For many years, they were considered to be pre-cancerous. In other words, it was thought that if an atypical mole was untreated it would eventually develop into a melanoma — similar to the dysplastic cells sometimes discovered on a Pap smear of the cervix. Many patients of our clinic have had multiple dysplastic moles removed as a “precaution” to prevent melanoma. Other patients with dysplastic moles diagnosed at an initial biopsy have had them re-excised with wider margins “just in case”, leaving a much larger scar with a higher rate of complications.
In fact, the word dysplastic is not really suitable for this type of mole, since it does not seem to have any higher risk of developing into a melanoma than a normal-looking mole.

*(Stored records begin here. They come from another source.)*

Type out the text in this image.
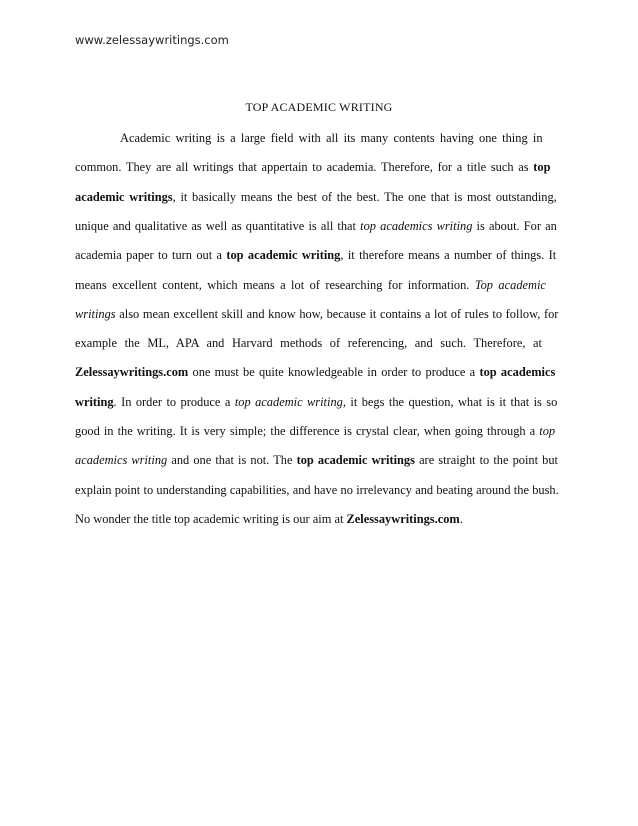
www.zelessaywritings.com
TOP ACADEMIC WRITING
Academic writing is a large field with all its many contents having one thing in
common. They are all writings that appertain to academia. Therefore, for a title such as top
academic writings, it basically means the best of the best. The one that is most outstanding,
unique and qualitative as well as quantitative is all that top academics writing is about. For an
academia paper to turn out a top academic writing, it therefore means a number of things. It
means excellent content, which means a lot of researching for information. Top academic
writings also mean excellent skill and know how, because it contains a lot of rules to follow, for
example the ML, APA and Harvard methods of referencing, and such. Therefore, at
Zelessaywritings.com one must be quite knowledgeable in order to produce a top academics
writing. In order to produce a top academic writing, it begs the question, what is it that is so
good in the writing. It is very simple; the difference is crystal clear, when going through a top
academics writing and one that is not. The top academic writings are straight to the point but
explain point to understanding capabilities, and have no irrelevancy and beating around the bush.
No wonder the title top academic writing is our aim at Zelessaywritings.com.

A study published in 2012 examined over 100 patients with dysplastic moles diagnosed between 1980-1989. These moles were removed with very narrow margins (less than 0.2mm). The study found no melanomas occurred at the site of excision of the dysplastic mole, with more than 20 years follow-up of some patients. The authors concluded that dysplastic moles do not need to be re-excised.
Other authors have shown that melanomas are no more likely to arise from a dysplastic mole.
Our approach at Spot Check Clinic:
- If a mole appears to be dysplastic with a low risk of it actually being a melanoma, we prefer to perform repeat dermoscopic photography to look for changes which might suggest that it is in fact an early melanoma. If an apparently dysplastic mole has changed after 3 months, we would consider removing it since there is now more suspicion that it could be a melanoma
- If we remove a suspicious mole and the pathology confirms that it is a dysplastic mole, we would not normally re-excise the mole.
- Patients with a history of dysplastic moles, especially if there are more than one, should have an annual full body skin check.
- If the person has many dysplastic moles, we might recommend total body photography (mole mapping) to document changes and assist earlier detection of new or changing spots.